Wilson is survived by his wife, Julia, and two daughters. His younger brother Stefan is an accomplished race car driver who has competed in the Verizon IndyCar Series and Indy Lights. Funeral arrangements are pending. In lieu of flowers, a fund has been set up for Wilson children. Donations may be sent to: Wilson Children’s Fund, c/o INDYCAR, 4551 W. 16th St., Indianapolis, IN 46222.


  1. Sorry to hear of this tragedy, sounds like a freak thing being hit by debris…surprised it doesn’t happen more often to open cockpit drivers.

  2. It certainly came off as freak accident watching it live on TV. They original crash appeared to be over and they changed the shot to show the reaction of Sage Karam’s crew after he had wrecked out of lead. Then when they switched back to the track you could see Wilson’s car heading toward the inside wall. It even took the TV commentators a while to figure out what had happened.

  3. Indy cars and formula 1 have come a long way since sennas death but they need to go further in protecting the drivers head . It can be done we are smarter then this

  4. Justin was a class act, this is a really sad day. Maybe it’s time to close the cockpits.

  5. Crazy bad freak circumstances… He was several seconds behind Sage’s crash. Most of it was over, with debris everywhere. About the first foot or so of carbon fiber nose cone from Sage’s car was still bouncing. I think if someone tried to hit him in the head with something, it would have been a one in a million chance of success, yet a randomly bouncing part did.

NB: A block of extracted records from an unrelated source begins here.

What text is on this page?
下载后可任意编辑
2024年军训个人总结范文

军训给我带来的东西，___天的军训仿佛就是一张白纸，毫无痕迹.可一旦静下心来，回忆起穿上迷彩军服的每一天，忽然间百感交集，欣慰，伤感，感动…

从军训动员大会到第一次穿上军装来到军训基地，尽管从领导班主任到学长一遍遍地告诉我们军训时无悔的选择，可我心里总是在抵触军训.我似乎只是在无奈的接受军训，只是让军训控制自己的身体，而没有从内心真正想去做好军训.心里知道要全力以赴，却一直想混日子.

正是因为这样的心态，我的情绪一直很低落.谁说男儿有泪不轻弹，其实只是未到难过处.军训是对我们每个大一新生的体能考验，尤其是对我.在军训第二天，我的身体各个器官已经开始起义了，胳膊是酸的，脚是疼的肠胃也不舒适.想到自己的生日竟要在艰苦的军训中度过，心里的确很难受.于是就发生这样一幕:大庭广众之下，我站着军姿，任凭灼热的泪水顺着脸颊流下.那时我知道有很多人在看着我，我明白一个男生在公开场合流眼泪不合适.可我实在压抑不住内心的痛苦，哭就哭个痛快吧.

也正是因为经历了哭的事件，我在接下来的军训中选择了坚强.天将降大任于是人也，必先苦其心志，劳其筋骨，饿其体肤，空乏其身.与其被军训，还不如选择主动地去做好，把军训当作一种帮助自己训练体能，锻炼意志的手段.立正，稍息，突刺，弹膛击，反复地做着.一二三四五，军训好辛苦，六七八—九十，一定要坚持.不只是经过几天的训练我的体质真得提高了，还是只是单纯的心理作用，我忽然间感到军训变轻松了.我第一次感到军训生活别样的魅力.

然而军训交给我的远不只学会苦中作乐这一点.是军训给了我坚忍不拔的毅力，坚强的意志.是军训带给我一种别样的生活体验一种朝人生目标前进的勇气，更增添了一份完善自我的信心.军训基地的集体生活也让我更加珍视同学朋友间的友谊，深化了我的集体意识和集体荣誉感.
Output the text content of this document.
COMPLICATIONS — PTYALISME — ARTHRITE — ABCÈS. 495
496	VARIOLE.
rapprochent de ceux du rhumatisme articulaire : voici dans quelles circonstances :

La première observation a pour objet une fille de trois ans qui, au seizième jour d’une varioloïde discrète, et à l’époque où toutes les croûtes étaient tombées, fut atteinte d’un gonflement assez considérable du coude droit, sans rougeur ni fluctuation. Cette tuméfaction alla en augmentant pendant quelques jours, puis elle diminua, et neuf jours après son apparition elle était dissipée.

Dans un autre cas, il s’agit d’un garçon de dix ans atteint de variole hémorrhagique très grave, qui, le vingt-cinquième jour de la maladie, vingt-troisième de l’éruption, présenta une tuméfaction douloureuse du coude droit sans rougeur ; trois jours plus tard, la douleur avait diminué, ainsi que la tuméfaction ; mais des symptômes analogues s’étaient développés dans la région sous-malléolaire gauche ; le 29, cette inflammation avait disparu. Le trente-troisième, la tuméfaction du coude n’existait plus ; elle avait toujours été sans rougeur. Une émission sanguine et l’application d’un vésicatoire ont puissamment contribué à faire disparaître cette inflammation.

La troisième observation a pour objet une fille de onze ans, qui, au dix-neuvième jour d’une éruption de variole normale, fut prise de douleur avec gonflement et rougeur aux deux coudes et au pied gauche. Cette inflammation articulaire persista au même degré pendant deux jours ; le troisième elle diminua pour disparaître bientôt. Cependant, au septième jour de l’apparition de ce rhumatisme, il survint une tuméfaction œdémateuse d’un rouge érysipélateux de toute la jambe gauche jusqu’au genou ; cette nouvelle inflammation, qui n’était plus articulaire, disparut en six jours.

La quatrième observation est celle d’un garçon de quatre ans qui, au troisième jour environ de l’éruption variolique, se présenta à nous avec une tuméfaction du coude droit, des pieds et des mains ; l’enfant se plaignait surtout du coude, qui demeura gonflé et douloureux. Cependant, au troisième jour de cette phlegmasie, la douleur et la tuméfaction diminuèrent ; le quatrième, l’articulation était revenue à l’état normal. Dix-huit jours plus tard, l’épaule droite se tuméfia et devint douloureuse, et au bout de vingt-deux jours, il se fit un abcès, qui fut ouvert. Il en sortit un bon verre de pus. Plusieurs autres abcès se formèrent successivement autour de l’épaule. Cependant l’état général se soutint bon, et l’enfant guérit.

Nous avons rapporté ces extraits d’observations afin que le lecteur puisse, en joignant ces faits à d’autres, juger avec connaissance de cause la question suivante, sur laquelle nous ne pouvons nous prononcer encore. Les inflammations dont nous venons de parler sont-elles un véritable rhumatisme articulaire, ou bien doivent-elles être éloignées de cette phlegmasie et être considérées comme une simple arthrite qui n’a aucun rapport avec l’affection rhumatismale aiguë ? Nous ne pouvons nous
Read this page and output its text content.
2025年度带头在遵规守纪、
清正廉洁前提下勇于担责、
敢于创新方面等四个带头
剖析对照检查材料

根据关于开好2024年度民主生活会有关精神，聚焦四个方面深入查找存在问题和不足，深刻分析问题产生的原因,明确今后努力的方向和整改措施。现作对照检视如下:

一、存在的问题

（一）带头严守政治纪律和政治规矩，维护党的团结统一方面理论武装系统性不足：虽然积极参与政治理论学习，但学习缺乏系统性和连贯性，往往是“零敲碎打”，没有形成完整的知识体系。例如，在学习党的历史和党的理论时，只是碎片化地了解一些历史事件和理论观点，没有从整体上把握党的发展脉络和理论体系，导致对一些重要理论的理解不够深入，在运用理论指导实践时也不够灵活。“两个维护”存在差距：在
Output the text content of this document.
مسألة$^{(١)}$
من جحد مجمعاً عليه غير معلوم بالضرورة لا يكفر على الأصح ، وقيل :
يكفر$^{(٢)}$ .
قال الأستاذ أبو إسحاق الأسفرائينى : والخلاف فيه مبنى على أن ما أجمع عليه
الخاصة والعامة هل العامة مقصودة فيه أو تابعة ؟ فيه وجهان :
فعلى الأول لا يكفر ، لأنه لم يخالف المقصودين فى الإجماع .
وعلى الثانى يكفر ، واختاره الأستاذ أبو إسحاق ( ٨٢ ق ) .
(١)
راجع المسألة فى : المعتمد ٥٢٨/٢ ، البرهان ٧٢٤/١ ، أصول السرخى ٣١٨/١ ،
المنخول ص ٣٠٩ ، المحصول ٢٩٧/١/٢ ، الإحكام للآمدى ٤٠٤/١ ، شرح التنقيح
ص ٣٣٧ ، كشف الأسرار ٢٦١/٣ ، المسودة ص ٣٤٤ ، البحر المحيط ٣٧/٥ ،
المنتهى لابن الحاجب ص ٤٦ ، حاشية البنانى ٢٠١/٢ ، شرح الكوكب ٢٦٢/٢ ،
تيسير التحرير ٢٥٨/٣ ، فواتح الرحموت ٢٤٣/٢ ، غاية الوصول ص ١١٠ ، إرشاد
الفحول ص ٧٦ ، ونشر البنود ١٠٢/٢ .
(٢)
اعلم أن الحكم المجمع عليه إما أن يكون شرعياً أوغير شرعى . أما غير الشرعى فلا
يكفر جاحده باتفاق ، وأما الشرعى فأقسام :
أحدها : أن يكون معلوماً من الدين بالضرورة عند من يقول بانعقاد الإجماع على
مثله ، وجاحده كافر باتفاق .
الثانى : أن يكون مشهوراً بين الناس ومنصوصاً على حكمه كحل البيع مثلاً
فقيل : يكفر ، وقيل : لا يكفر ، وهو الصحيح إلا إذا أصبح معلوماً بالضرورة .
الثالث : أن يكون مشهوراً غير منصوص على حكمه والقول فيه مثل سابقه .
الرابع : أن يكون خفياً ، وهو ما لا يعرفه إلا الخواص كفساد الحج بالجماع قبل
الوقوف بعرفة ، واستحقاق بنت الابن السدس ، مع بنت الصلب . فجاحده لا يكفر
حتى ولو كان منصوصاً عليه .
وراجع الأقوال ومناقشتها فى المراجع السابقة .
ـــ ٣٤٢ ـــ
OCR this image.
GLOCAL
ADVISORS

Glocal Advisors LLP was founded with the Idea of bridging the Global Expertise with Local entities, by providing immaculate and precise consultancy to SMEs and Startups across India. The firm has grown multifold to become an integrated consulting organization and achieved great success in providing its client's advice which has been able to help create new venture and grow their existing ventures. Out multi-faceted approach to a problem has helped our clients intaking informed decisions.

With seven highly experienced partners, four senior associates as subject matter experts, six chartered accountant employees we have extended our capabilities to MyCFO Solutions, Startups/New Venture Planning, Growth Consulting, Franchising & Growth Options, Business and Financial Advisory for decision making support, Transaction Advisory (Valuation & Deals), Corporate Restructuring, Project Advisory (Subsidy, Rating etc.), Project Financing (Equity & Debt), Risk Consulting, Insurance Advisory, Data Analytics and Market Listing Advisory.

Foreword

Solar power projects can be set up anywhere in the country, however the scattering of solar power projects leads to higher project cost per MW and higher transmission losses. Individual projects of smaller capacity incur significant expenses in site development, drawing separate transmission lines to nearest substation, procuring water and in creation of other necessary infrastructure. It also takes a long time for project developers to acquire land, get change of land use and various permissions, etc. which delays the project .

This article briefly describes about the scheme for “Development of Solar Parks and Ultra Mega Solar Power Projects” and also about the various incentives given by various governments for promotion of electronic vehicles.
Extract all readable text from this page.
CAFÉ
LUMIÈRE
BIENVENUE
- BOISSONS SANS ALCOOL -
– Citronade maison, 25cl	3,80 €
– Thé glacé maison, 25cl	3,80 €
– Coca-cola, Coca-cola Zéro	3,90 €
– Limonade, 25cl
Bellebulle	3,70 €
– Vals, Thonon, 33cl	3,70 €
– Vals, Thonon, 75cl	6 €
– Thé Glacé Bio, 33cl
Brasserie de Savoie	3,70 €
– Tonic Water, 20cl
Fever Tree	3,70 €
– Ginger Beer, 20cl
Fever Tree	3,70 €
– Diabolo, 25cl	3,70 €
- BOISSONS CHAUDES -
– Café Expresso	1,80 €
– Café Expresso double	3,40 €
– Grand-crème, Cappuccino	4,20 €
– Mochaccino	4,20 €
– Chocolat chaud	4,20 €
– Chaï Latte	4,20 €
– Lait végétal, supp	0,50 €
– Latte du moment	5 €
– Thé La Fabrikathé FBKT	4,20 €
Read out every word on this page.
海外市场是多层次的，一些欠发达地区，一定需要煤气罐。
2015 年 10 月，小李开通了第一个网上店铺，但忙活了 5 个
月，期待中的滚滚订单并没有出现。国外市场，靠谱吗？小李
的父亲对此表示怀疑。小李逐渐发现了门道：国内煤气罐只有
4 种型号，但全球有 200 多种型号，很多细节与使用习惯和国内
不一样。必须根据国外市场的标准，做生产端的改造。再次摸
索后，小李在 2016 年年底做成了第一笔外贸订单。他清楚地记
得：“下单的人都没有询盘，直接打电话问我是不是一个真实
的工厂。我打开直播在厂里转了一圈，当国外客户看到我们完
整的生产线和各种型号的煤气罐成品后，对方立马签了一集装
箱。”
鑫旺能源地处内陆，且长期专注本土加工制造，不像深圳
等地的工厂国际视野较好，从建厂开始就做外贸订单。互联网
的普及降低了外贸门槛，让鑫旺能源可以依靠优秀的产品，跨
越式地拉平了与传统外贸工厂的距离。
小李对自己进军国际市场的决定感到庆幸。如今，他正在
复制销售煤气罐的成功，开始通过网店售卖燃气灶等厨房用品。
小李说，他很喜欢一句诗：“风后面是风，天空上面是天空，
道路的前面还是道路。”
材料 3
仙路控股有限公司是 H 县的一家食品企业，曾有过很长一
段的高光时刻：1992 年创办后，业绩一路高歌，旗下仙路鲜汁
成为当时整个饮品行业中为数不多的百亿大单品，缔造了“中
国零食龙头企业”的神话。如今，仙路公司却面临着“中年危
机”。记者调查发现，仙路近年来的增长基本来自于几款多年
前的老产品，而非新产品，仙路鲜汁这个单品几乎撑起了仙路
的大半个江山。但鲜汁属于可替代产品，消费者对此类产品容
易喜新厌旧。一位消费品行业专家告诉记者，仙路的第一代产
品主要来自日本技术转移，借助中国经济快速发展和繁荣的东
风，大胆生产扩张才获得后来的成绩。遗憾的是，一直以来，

    Like JMB said above, even with many camera angles, I’m sure with producers watching them all in the truck, it still took quite a while to see what had actually happened.

    Indy Car is one of the few series that uses a specially trained traveling crash response team. The Holmatro team includes people specifically trained how to best extricate drivers from Indy Cars, as well as full-on trauma ER doctors who rush right to the scene of the wreck. They don’t use local fire / EMS or track employees. The fact that they couldn’t save him speaks a lot about the severity of the injury.